According to the survey, Los Angeles motorists spent an average of 104 hours stuck in traffic last year.
"A stable U.S. economy, continued urbanization of major cities, and factors such as employment growth and low gas prices have all contributed to increased traffic in 2016," Bob Pishue, senior economist at INRIX, said in a statement. "The demand for driving is expected to continue to rise, while the supply of roadway will remain flat."
Moscow fell to second place, followed by New York City, San Francisco and Bogota, Colombia. Atlanta (No. 9) also made the Top 10. San Francisco leaped forward seven spots, from No. 11, over its 2015 rank.

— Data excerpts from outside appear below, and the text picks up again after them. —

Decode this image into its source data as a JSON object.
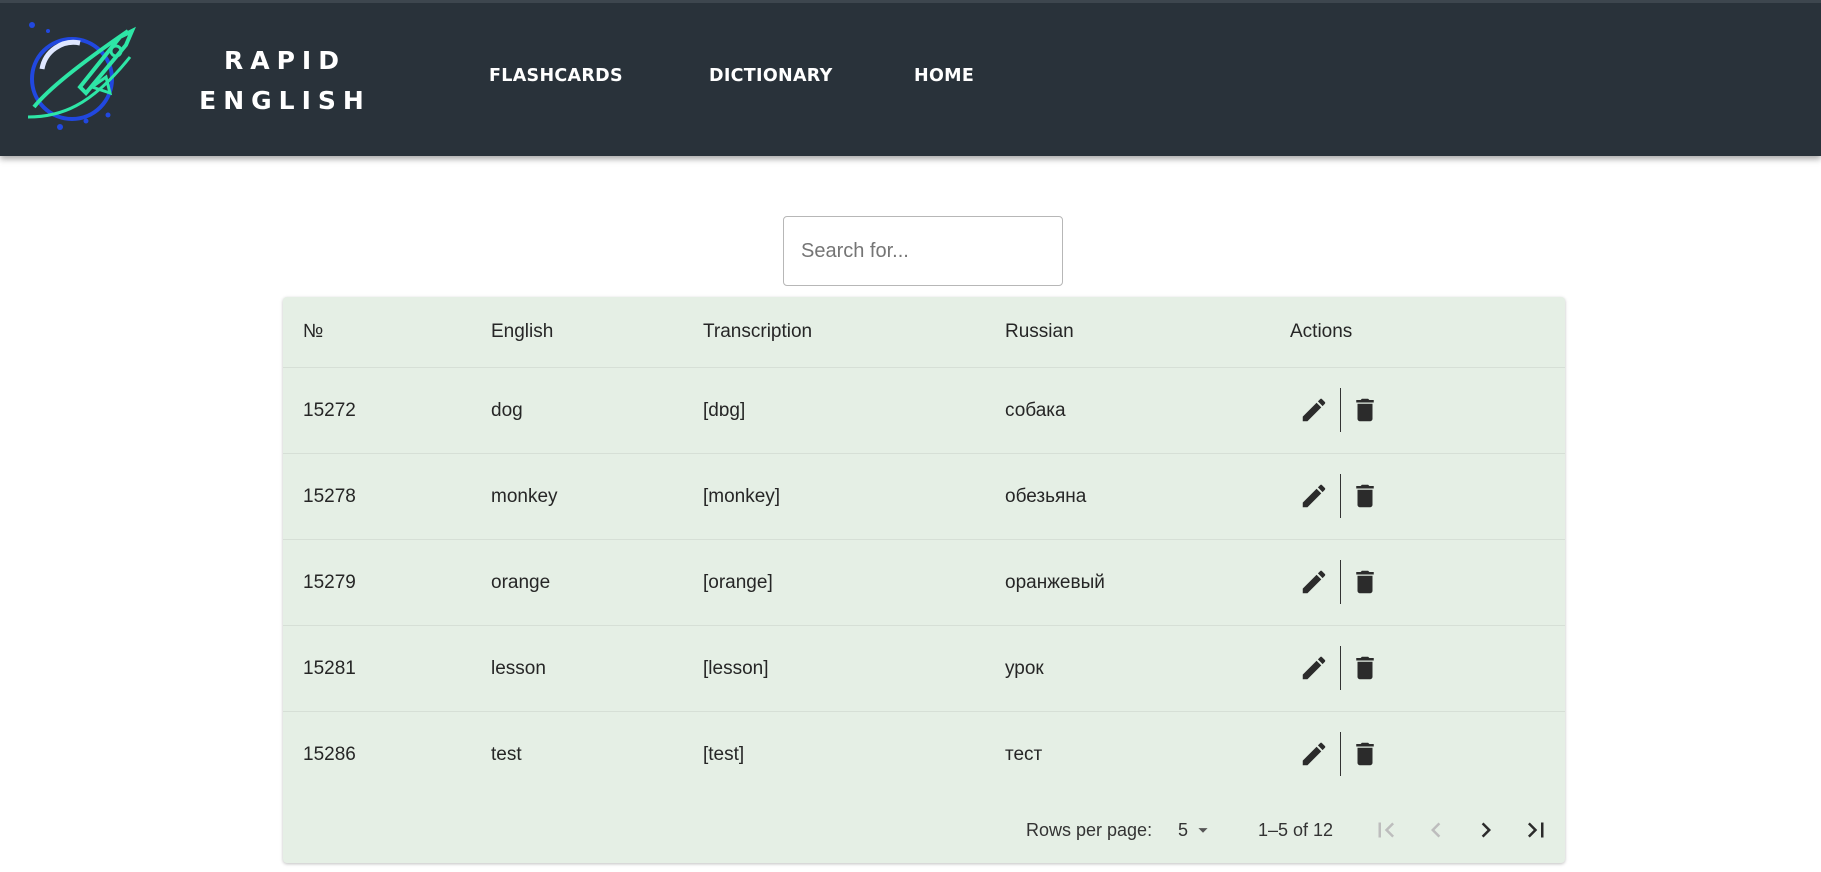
{
  "header": {
    "brand_line1": "RAPID",
    "brand_line2": "ENGLISH",
    "nav": [
      {
        "label": "FLASHCARDS"
      },
      {
        "label": "DICTIONARY"
      },
      {
        "label": "HOME"
      }
    ],
    "logo_icon": "rocket-planet-logo",
    "colors": {
      "bar": "#29323a",
      "logo_green": "#2ee6a6",
      "logo_blue": "#2148e0"
    }
  },
  "search": {
    "placeholder": "Search for...",
    "value": ""
  },
  "table": {
    "columns": [
      "№",
      "English",
      "Transcription",
      "Russian",
      "Actions"
    ],
    "rows": [
      {
        "id": "15272",
        "english": "dog",
        "transcription": "[dɒg]",
        "russian": "собака"
      },
      {
        "id": "15278",
        "english": "monkey",
        "transcription": "[monkey]",
        "russian": "обезьяна"
      },
      {
        "id": "15279",
        "english": "orange",
        "transcription": "[orange]",
        "russian": "оранжевый"
      },
      {
        "id": "15281",
        "english": "lesson",
        "transcription": "[lesson]",
        "russian": "урок"
      },
      {
        "id": "15286",
        "english": "test",
        "transcription": "[test]",
        "russian": "тест"
      }
    ],
    "action_icons": [
      "pencil-icon",
      "trash-icon"
    ],
    "background": "#e5efe5"
  },
  "pagination": {
    "rows_per_page_label": "Rows per page:",
    "rows_per_page": "5",
    "range": "1–5 of 12",
    "icons": [
      "first-page-icon",
      "previous-page-icon",
      "next-page-icon",
      "last-page-icon"
    ]
  }
}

Miami ranked 11th, Washington, D.C., was 15th, Dallas was 16th, Boston was ranked at No. 18 and Chicago at No. 19.
In addition to time-consuming congestion studied in more than 1,000 cities in 38 nations, the research revealed U.S. drivers spent about $300 billion in wasted fuel and productivity due to the gridlock. That comes out to about $1,400 per driver. In Los Angeles, the average driver saw a loss of $2,408.
Though INRIX has previously conducted traffic rankings, a new methodology was used for 2016 -- which "calculates the percentage of time that drivers spent in congestion at different periods of the day/week and on different parts of a city's road network. ... Cities were ranked by the peak hours that the average driver spent in congestion, the busiest part of the day when the most people are affected."
The study concluded that the United States ranked as the fourth-most congested country in the world, tied with Russia, with a driver average of 42 hours spent in traffic during peak hours.
The most congested U.S. road was found to be Interstate 95 West in New York City, which saw 86 hours of delay in 2016. Chicago's I-90/I-94 was second with one fewer hour. New York's I-95 East ranked third. Los Angeles' most congested road was Interstate 10 East, which ranked fifth nationally.